Love my family....along with guitars, cameras, and a good book!
I had seen the movie, but had never read the book. This story is a master class in abject horror. I can't imagine the things these men went through. To be thrust so completely, and so immediately into such a foreign world ... so steeped in complete loss of control and reason. Dealing with unknown elements, both of the natural world, as well as the human terror they encounter. Such a great story! Very disturbing, but very good. Will Patton is a master narrator as well, really brought the story to life.

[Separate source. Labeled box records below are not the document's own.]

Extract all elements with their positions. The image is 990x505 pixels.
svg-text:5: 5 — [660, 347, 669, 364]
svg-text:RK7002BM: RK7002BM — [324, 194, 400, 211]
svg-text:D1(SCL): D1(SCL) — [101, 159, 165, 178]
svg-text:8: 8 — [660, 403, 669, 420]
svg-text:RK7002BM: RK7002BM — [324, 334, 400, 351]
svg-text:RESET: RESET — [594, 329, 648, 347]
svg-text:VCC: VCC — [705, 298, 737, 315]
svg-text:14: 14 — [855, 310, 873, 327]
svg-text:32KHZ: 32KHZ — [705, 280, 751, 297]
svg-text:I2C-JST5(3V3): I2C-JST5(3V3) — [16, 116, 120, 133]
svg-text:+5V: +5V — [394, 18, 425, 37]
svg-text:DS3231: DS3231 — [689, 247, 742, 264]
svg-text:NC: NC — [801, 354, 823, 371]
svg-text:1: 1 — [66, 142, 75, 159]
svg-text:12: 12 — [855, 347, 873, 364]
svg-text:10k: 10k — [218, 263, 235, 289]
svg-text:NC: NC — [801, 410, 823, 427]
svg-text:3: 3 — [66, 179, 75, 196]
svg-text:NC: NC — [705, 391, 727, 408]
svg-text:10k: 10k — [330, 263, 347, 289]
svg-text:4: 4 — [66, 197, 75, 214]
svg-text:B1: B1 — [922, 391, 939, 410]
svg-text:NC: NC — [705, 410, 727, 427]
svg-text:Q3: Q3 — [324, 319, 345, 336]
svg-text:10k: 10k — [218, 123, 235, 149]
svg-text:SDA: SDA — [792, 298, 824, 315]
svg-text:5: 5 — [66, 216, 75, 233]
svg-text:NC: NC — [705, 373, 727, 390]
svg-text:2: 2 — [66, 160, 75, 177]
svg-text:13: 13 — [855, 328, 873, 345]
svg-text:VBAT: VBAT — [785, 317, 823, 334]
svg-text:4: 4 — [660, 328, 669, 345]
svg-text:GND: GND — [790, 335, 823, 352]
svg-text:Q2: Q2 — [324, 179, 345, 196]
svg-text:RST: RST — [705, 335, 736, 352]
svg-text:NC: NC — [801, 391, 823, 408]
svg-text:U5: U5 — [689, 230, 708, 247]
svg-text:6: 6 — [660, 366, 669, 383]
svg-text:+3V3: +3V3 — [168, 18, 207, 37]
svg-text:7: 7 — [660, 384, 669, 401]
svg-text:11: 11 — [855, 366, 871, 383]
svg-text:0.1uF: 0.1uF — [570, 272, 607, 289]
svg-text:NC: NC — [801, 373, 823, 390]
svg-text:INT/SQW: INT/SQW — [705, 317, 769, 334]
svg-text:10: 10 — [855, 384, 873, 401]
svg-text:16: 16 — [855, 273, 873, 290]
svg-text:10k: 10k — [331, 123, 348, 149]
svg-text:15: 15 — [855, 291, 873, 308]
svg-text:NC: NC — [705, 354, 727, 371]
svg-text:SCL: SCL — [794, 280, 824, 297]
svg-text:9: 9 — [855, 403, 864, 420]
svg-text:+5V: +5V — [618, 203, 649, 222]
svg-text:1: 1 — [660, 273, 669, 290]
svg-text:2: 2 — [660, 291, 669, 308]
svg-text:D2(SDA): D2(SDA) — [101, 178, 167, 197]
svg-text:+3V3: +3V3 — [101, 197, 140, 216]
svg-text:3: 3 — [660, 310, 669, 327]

I have vivid memories of watching Deliverance and the impact of the sheer brutality of the encounter with the mountain men is etched in my mind. The book is a slow boiling burner that builds tension from the very beginning of the story. The dissatisfaction with their city lives is felt from the first page. Lewis convinces them to undertake this adventure to reclaim a bit of the adventure that has left them. The rest is history...
Will Patton's narration was excellent for this book - his deep voice and the deliberate cadence of the story helped keep the tension building throughout the story. An excellent book brought to life by Will Patton
What an incredible listening experience that Deliverance delivers! To begin with, having seen and enjoyed the action aspect of the film, I found myself far more moved by the strikingly poetic narrative than by any of the action that I had hoped for when making my purchase . Listening to the lead character describe his thoughts and emotions throughout his daily life was so satisfying that I almost hated to hear events unfold so quickly. The action is disturbingly nerve rattling and very exciting but this book is sooo much more. Add Will Patton's flawless performance and you have yourself a top notch audio experience. I wish I had a quarter of the writing talent that Dickey displays here, I'd write a much better review. But, to sum things up, I'll say, this book didn't leave this listener with a rape scene in mind as much as it's beauty of carefully carved out words and it's imagery so skillfully wrought by the author that remains in my mind.

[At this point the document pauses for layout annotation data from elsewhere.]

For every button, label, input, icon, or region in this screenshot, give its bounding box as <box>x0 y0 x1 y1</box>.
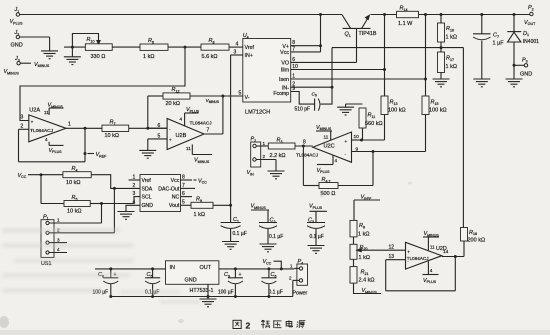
svg-text:Vout: Vout <box>169 203 180 209</box>
svg-text:0.1 µF: 0.1 µF <box>310 234 324 240</box>
svg-text:+: + <box>239 272 242 278</box>
svg-text:4: 4 <box>236 42 239 48</box>
svg-text:510 pF: 510 pF <box>295 107 311 113</box>
svg-text:1 kΩ: 1 kΩ <box>359 255 370 261</box>
svg-text:12: 12 <box>389 245 395 251</box>
svg-text:+: + <box>407 249 410 254</box>
svg-text:NC: NC <box>172 195 180 201</box>
svg-text:+: + <box>345 139 348 144</box>
svg-text:IN4001: IN4001 <box>523 39 539 45</box>
svg-text:5: 5 <box>239 91 242 97</box>
svg-text:1: 1 <box>292 74 295 80</box>
svg-text:14: 14 <box>443 249 449 255</box>
svg-text:5: 5 <box>182 200 185 206</box>
svg-text:TL084ACJ: TL084ACJ <box>296 152 318 157</box>
svg-text:SDA: SDA <box>142 186 153 192</box>
svg-text:0.1 µF: 0.1 µF <box>269 234 283 240</box>
svg-text:GND: GND <box>142 203 154 209</box>
svg-text:1 kΩ: 1 kΩ <box>194 212 205 218</box>
svg-text:V+: V+ <box>282 44 289 50</box>
svg-text:GND: GND <box>520 72 532 78</box>
svg-text:10 kΩ: 10 kΩ <box>66 180 81 186</box>
svg-text:10: 10 <box>354 134 360 140</box>
svg-text:Fcomp: Fcomp <box>273 91 289 97</box>
svg-text:LM712CH: LM712CH <box>245 109 270 115</box>
svg-text:+: + <box>31 120 34 125</box>
svg-text:4: 4 <box>430 268 433 273</box>
svg-text:+: + <box>169 138 172 143</box>
svg-text:1 µF: 1 µF <box>493 40 505 46</box>
svg-text:Power: Power <box>293 291 308 297</box>
svg-text:100 kΩ: 100 kΩ <box>429 108 447 114</box>
svg-text:SCL: SCL <box>142 195 152 201</box>
svg-text:IN: IN <box>170 265 176 271</box>
svg-text:GND: GND <box>11 43 23 49</box>
svg-text:20 kΩ: 20 kΩ <box>166 101 181 107</box>
svg-text:6: 6 <box>182 191 185 197</box>
svg-text:3: 3 <box>234 50 237 56</box>
svg-text:Vcc: Vcc <box>280 50 289 56</box>
svg-text:11: 11 <box>430 244 435 249</box>
svg-text:HT7533-1: HT7533-1 <box>190 288 214 294</box>
svg-text:11: 11 <box>186 146 191 151</box>
svg-text:0.1 µF: 0.1 µF <box>269 289 283 295</box>
svg-text:100 kΩ: 100 kΩ <box>388 108 406 114</box>
svg-text:10 kΩ: 10 kΩ <box>67 209 82 215</box>
svg-text:100 µF: 100 µF <box>218 289 234 295</box>
svg-text:1.1 W: 1.1 W <box>398 21 413 27</box>
svg-text:200 kΩ: 200 kΩ <box>468 238 486 244</box>
svg-text:9: 9 <box>292 86 295 92</box>
svg-text:2: 2 <box>21 124 24 130</box>
svg-text:3: 3 <box>21 115 24 121</box>
svg-text:4: 4 <box>180 117 183 122</box>
svg-text:7: 7 <box>207 127 210 133</box>
svg-text:4: 4 <box>247 35 249 39</box>
svg-text:11: 11 <box>324 134 329 139</box>
svg-text:2.2 kΩ: 2.2 kΩ <box>270 153 286 159</box>
svg-text:6: 6 <box>292 57 295 63</box>
svg-text:7: 7 <box>182 183 185 189</box>
svg-text:8: 8 <box>303 140 306 146</box>
svg-text:Ilim: Ilim <box>281 68 290 74</box>
svg-text:560 kΩ: 560 kΩ <box>365 121 383 127</box>
svg-text:1 kΩ: 1 kΩ <box>446 64 457 70</box>
svg-text:V-: V- <box>245 95 250 101</box>
svg-text:DAC-Out: DAC-Out <box>158 186 180 192</box>
svg-text:1: 1 <box>263 141 266 146</box>
svg-text:9: 9 <box>356 146 359 152</box>
svg-text:4: 4 <box>45 137 48 142</box>
svg-text:11: 11 <box>44 110 49 115</box>
svg-text:TIP41B: TIP41B <box>359 31 377 37</box>
svg-text:IN+: IN+ <box>245 53 253 59</box>
svg-text:4: 4 <box>335 158 338 163</box>
svg-text:TL084ACJ: TL084ACJ <box>30 128 54 134</box>
svg-text:1: 1 <box>57 218 60 223</box>
svg-text:5.6 kΩ: 5.6 kΩ <box>202 54 218 60</box>
svg-text:2: 2 <box>246 320 251 330</box>
svg-text:2.4 kΩ: 2.4 kΩ <box>359 278 375 284</box>
svg-text:1: 1 <box>133 175 136 181</box>
svg-text:0.1 µF: 0.1 µF <box>233 231 247 237</box>
svg-text:330 Ω: 330 Ω <box>91 54 106 60</box>
svg-text:U2A: U2A <box>29 108 40 114</box>
svg-text:8: 8 <box>292 40 295 46</box>
svg-text:Vcc: Vcc <box>171 178 180 184</box>
svg-text:10: 10 <box>292 64 298 70</box>
svg-text:Isen: Isen <box>279 77 289 83</box>
svg-text:1 kΩ: 1 kΩ <box>358 231 369 237</box>
svg-text:8: 8 <box>182 175 185 181</box>
svg-text:U2B: U2B <box>176 133 187 139</box>
svg-text:3: 3 <box>57 237 60 242</box>
svg-text:1: 1 <box>68 122 71 128</box>
svg-text:U2C: U2C <box>324 144 335 150</box>
svg-text:VO: VO <box>281 61 289 67</box>
svg-text:GND: GND <box>185 277 197 283</box>
svg-text:TL084ACJ: TL084ACJ <box>407 256 429 261</box>
svg-text:Vref: Vref <box>245 45 255 51</box>
svg-text:2: 2 <box>263 154 266 159</box>
svg-text:1 kΩ: 1 kΩ <box>143 54 154 60</box>
svg-text:Vref: Vref <box>142 178 152 184</box>
svg-text:7: 7 <box>292 46 295 52</box>
svg-text:1 kΩ: 1 kΩ <box>446 35 457 41</box>
svg-text:10 kΩ: 10 kΩ <box>105 133 120 139</box>
svg-text:OUT: OUT <box>200 265 212 271</box>
svg-text:TL084ACJ: TL084ACJ <box>190 121 212 126</box>
svg-text:13: 13 <box>389 254 395 260</box>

I read this novel several years ago and admired James Dickey's writing talents even then. However, listening to it read by my favorite narrator, Will Patton, made me realize what a great work it really is. I found myself thinking of the river as a real character in the story - one who could push others to do things, both good and bad, they had never dreamed they could do. I thought about the reversal of the roles of Ed and Lewis as the story went on. Lewis almost forced the others to go on his trip and he seemed to rule the river in the beginning. Ed was content to be a follower until confronted by real evil. Then he becomes the true leader of the group and is forced to make decisions that will haunt all of them for the rest of their lives. I was moved near the end of the story when Ed went back down to the river and drank. I felt much meaning in this - that he had not been beaten by the river, but still respected it. This is a near perfect combination of author and narrator. I would give it more than fire stars if I could. Read it!